COVERAGE of Geert Wilders being refused access to the UK was explained today on the BBC News Channel in terms of Wilders’ own views on Islam.

Islam, according to Wilders (according to the BBC), when practised according to a strict interpretation of the Koran, is incompatible with western values.

I have no knowledge of the Koran, so I can’t verify if that proposal has any validity. I do know that the Muslims with whom I’m friendly seem to have no problem integrating with British society.

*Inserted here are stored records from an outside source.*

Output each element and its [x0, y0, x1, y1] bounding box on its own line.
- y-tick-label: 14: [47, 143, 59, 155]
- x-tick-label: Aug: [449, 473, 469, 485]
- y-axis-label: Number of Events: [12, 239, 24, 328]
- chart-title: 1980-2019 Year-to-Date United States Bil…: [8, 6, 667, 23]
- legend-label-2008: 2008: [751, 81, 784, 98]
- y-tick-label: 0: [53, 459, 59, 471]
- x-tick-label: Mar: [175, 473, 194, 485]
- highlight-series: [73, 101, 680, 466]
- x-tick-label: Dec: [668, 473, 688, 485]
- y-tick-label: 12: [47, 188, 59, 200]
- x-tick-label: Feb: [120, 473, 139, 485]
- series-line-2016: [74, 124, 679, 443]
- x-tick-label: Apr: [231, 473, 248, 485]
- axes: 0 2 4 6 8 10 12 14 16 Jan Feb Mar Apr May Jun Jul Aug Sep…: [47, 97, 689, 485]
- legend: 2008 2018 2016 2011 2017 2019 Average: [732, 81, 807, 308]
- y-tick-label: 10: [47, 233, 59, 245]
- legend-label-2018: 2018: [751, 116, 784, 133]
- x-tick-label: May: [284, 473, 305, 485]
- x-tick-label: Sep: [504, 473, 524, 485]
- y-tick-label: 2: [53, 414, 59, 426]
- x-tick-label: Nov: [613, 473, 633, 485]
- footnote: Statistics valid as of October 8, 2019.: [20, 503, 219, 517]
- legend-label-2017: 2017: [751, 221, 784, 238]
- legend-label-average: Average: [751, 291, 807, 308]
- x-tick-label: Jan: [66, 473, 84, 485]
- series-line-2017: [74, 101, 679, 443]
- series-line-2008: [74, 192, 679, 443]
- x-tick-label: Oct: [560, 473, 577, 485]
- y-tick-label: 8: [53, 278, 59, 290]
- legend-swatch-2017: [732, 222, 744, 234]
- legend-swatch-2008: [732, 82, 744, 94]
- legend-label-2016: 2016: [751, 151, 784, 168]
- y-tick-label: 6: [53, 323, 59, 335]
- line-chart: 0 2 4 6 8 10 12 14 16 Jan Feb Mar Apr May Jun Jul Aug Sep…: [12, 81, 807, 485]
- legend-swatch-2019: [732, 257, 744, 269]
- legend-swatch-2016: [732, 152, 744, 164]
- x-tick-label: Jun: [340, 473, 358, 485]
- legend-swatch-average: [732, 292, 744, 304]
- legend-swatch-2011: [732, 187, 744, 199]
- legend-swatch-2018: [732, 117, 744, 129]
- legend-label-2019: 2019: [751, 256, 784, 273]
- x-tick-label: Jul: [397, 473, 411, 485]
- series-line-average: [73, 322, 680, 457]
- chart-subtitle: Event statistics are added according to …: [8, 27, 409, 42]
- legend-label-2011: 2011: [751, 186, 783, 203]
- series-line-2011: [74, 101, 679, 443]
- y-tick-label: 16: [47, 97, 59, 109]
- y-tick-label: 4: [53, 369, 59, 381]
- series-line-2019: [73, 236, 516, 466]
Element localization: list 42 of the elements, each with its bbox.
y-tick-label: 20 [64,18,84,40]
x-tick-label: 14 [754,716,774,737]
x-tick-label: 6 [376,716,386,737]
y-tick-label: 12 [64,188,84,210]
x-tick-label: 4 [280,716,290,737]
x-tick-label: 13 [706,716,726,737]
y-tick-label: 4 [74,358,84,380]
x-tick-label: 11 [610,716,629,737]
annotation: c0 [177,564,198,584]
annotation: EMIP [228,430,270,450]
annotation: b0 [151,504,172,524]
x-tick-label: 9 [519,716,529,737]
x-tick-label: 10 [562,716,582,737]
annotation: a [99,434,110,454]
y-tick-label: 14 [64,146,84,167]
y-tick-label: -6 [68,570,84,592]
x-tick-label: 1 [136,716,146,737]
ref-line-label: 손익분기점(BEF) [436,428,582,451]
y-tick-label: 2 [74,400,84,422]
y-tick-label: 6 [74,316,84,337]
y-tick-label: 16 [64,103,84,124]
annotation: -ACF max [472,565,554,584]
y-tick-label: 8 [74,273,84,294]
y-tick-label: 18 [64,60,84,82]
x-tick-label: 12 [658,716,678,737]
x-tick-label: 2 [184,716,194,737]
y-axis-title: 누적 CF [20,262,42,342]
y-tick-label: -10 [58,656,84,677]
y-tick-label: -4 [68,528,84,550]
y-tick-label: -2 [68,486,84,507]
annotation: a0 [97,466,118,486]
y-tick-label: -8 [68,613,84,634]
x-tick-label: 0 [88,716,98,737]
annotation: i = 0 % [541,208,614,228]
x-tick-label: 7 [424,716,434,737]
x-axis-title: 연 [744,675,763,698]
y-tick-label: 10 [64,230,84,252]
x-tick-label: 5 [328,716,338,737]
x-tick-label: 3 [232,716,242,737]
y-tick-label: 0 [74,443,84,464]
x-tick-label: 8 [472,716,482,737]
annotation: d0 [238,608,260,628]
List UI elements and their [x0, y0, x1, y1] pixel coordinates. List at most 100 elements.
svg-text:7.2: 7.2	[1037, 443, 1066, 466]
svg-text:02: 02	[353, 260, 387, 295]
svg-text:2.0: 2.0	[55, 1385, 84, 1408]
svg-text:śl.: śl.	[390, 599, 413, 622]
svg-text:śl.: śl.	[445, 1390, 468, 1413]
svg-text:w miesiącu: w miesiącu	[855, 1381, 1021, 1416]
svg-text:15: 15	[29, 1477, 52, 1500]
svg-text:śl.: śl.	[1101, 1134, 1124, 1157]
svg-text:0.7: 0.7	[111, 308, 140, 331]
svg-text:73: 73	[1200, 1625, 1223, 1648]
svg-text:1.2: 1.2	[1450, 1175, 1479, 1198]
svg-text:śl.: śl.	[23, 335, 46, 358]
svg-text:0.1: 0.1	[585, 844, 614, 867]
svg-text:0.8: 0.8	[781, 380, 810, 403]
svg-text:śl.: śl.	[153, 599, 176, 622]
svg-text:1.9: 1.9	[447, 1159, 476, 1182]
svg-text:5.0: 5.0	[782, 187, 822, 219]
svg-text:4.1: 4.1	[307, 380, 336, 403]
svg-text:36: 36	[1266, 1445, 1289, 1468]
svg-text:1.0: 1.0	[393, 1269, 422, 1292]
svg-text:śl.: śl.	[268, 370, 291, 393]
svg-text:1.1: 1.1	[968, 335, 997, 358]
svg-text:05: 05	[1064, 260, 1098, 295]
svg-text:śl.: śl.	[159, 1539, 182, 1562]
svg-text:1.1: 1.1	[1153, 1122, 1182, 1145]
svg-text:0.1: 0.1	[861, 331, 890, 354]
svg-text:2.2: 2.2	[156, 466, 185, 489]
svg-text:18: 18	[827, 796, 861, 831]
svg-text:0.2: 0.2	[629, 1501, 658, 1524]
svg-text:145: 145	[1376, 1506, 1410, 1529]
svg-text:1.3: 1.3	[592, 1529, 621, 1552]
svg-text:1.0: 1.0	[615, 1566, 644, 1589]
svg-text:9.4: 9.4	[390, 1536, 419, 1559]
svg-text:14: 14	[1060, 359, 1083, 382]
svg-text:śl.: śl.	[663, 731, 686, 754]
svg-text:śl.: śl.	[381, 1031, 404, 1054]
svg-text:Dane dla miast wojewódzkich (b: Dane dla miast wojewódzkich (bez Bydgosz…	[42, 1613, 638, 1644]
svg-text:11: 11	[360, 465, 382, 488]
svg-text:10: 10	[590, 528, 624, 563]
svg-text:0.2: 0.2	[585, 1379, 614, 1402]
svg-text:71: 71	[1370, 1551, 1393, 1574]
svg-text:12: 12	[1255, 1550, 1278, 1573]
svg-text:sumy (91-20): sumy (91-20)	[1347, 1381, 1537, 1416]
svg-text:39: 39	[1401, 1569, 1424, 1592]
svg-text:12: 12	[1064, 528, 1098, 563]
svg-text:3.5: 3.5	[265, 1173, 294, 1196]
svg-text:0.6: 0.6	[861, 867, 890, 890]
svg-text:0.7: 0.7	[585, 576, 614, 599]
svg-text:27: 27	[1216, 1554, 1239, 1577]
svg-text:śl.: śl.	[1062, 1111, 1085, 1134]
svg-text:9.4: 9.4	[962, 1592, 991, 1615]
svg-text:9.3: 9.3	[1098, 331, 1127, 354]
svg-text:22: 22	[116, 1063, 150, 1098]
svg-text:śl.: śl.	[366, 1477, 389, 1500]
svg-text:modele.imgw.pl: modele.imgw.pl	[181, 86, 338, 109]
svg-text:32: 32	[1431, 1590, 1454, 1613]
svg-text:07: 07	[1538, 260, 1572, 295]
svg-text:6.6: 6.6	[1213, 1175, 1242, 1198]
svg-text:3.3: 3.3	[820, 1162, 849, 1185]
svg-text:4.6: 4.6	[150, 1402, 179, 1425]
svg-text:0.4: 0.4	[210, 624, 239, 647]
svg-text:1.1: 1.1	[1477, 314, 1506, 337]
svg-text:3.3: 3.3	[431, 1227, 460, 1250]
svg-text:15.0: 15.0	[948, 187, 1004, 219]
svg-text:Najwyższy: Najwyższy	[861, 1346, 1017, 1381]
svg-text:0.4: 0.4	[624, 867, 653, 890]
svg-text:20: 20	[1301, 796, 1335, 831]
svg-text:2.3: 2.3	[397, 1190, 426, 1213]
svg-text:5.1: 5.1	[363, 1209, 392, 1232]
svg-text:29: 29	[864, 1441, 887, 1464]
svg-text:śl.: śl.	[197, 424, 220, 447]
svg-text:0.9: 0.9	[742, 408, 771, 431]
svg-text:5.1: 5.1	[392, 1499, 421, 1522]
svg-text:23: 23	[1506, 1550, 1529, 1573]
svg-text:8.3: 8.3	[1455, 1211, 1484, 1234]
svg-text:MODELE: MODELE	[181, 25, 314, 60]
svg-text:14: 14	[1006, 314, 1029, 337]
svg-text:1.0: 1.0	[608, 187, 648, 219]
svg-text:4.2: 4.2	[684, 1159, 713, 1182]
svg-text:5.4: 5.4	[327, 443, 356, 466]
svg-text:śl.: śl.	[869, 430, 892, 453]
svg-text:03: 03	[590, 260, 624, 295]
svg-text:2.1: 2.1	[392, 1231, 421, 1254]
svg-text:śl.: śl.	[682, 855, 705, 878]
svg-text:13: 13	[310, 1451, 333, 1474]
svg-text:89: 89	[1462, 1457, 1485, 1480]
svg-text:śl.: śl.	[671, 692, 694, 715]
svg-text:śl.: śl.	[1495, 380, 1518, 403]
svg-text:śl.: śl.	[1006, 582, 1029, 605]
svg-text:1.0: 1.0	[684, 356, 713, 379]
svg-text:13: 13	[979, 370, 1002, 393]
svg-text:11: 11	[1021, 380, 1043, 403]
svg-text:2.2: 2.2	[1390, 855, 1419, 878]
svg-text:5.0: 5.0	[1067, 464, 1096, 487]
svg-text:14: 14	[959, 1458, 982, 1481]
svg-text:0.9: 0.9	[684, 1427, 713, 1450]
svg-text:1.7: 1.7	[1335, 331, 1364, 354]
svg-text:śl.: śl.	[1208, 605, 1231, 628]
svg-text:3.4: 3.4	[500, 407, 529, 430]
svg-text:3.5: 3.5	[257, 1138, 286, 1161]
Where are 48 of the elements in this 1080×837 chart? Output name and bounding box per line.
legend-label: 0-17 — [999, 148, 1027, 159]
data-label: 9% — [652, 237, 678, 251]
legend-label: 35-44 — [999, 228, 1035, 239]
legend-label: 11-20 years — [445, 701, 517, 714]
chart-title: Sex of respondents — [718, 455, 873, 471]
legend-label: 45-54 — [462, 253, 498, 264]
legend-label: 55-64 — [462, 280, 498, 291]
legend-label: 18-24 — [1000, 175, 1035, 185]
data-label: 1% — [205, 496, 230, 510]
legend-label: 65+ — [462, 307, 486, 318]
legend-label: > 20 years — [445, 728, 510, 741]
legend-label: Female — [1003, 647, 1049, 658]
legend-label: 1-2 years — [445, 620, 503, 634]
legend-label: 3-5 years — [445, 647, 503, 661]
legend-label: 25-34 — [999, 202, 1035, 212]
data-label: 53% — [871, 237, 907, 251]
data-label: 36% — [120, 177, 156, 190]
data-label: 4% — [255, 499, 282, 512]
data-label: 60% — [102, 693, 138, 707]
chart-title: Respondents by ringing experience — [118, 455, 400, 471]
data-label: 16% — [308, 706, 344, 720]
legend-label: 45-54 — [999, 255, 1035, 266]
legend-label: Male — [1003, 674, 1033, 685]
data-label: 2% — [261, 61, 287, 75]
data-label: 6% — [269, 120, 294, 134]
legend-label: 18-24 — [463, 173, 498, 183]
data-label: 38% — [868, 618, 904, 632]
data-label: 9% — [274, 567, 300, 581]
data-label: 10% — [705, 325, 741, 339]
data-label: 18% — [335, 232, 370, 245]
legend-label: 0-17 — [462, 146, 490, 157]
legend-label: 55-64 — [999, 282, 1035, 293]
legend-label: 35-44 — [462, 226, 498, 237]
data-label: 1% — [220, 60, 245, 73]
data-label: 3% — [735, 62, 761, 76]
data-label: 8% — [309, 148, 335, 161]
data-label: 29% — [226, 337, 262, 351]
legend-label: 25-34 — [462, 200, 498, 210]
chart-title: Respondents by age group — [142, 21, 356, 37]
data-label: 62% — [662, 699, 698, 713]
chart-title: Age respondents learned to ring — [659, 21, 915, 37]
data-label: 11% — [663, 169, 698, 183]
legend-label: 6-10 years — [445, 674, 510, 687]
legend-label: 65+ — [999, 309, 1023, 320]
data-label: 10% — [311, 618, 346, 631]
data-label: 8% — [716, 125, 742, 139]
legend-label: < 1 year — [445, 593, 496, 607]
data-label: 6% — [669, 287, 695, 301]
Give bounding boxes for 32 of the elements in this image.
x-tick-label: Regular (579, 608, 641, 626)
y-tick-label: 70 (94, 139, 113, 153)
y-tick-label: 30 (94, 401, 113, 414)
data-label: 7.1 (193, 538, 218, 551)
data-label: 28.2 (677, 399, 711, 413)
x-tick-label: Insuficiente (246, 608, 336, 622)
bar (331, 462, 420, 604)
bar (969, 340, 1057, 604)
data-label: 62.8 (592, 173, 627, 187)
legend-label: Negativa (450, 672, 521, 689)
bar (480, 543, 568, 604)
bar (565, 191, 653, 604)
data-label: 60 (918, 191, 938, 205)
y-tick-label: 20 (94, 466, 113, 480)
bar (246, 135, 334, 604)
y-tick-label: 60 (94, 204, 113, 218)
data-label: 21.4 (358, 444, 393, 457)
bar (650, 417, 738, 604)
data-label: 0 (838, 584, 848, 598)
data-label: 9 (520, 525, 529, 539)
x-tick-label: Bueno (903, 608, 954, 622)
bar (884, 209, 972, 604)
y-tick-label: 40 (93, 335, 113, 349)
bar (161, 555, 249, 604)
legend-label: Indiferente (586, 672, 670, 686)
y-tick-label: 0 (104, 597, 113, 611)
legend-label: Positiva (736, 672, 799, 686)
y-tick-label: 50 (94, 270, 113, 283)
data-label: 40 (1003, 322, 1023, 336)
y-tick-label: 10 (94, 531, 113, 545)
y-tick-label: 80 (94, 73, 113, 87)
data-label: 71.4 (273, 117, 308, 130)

But at the risk of being accused of “appeasing” anyone, you could argue that Christianity, like Islam, is similarly incompatible with western values: the Bible teaches that women should be subservient to their husbands, that homosexuals and adulterers should be killed (or, in New Testament terms, at least condemned as sinful), that slavery can be tolerated and that a man whose testicles have been crushed can’t go to church (check out Deutoronomy if you don’t believe me, though I imagine that if you had just suffered that fate you might have concerns other than whether or not the kirk elders are going to let you into the 11.30 am service).

But most Christians, like most Muslims, manage to reconcile their personal faith with living in a westernised secular society. 

My immediate instinctive response to Wilders being declined UK entry was similar to Iain Dale’s. But I’ve supported government decisions in the past to exclude Islamist hate preachers, and complained when decisions to exclude them haven’t been made, so I probably couldn’t sustain a coherent argument in favour of Wilders’ admission.